My first step toward weight loss was substituting oatmeal or unsugared, high fiber cold cereal, Greek yogurt, and cup of whole fruit (not juice) and ditching the bran muffin. I changed this one thing, and things started to change. I saved hundreds of calories weekly and the pounds started to come off.
And once you’ve identified that first food — or restaurant meal — or habit that is keeping you from reaching your health and weight goal, then identify that substitute. For example, if that big cheeseburger and fries is part of your weekly schedule, consider switching to a grilled chicken sandwich instead. You will save hundreds of calories, sodium and fat calories.
If you typically add cream to your coffee, consider low fat milk instead. Instead of cheese and crackers each evening, crunchy vegetables and salsa saves hundreds of calories and grams of saturated fat, and adds up to pounds lost. Who needs someone else’s diet? YOUR own diet makeover, from your making your own choices, is what will make your diet a healthy one, so you never have to go on a diet again!

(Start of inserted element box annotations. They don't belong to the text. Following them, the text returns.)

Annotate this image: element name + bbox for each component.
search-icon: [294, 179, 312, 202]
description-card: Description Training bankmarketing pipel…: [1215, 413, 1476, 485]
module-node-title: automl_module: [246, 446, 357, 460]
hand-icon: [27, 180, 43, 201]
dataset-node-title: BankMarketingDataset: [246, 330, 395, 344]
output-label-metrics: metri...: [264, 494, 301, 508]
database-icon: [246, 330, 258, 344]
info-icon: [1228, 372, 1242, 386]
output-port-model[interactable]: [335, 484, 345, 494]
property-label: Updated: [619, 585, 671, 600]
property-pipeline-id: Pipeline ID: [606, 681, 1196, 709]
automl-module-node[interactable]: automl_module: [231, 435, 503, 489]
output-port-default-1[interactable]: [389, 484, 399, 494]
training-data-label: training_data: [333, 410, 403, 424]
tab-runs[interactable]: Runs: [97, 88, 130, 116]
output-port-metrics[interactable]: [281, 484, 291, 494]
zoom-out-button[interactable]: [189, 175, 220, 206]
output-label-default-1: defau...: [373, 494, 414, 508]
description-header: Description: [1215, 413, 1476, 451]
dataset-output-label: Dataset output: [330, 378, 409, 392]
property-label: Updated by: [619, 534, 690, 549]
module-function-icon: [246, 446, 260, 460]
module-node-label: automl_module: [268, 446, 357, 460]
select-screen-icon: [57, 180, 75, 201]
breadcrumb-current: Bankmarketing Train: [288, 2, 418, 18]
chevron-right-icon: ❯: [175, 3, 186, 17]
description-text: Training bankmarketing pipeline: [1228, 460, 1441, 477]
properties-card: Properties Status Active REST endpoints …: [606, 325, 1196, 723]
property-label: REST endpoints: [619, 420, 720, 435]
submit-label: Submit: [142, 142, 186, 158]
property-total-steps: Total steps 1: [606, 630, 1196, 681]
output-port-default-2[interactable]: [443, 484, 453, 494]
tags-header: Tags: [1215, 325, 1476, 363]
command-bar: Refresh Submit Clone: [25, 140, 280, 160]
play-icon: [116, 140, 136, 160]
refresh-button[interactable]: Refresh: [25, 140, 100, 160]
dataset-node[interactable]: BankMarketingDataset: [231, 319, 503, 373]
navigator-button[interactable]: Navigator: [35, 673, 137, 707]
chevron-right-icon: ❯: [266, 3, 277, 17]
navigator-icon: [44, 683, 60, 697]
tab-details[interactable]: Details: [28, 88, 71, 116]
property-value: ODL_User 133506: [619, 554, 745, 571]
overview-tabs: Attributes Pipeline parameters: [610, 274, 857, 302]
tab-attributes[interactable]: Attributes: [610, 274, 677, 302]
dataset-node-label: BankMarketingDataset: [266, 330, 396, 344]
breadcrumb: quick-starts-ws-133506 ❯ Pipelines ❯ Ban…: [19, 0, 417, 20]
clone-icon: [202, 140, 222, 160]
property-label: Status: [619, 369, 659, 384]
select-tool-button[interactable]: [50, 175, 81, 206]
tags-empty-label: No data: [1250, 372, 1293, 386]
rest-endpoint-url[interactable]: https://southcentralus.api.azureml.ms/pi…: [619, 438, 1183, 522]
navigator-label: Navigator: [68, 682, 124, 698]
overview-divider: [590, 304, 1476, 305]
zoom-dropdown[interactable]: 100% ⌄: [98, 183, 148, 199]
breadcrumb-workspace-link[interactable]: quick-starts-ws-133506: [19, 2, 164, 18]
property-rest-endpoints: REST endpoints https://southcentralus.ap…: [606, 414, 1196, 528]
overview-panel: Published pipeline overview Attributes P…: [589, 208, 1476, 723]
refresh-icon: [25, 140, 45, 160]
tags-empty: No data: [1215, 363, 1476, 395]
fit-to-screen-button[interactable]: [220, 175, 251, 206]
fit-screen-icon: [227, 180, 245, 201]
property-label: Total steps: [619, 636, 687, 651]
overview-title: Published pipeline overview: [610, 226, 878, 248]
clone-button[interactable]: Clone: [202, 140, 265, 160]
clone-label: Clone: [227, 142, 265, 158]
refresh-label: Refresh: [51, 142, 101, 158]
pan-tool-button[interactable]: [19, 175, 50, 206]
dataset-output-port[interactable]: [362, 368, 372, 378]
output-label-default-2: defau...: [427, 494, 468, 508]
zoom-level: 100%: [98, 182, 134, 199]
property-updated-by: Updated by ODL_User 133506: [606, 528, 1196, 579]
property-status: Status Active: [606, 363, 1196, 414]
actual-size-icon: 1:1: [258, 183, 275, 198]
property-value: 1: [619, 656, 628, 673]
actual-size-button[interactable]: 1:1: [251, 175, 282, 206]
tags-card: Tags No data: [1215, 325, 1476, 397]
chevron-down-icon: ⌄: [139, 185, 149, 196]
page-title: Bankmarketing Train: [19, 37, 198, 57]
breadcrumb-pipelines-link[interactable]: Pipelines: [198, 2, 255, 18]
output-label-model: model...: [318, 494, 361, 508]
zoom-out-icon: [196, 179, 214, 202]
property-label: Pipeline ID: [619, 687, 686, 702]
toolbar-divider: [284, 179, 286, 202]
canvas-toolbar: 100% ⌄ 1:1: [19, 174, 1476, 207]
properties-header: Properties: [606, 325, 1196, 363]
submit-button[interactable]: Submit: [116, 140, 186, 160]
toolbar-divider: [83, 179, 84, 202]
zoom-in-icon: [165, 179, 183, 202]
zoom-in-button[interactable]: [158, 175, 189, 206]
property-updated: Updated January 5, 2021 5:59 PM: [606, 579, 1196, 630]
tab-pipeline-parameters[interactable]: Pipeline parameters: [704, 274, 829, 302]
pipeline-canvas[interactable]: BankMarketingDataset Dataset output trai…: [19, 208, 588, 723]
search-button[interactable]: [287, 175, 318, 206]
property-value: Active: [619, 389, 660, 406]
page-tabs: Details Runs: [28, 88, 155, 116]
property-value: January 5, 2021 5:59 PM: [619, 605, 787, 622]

And staying active is critical, both for your weight and for your overall physical and mental health. Daily activity is shown to improve insulin resistance, heart health and even fight depression. Lack of activity contributes to obesity. But research is conclusive…you can’t exercise your way to permanent weight loss — weight loss depends on how you fuel your body — along with consistent activity.
Don’t Forget Your Pets
When you’re thinking about achieving a healthy weight, think about your pets. Our pets unfortunately follow the trend toward overweight — and with similar health consequences. Veterinarians report an increase in pet obesity-related illnesses, including heart disease, diabetes, arthritis, hypertension and certain cancers. Keep your pet’s weight within a healthy range. This could add more years to your pet’s life!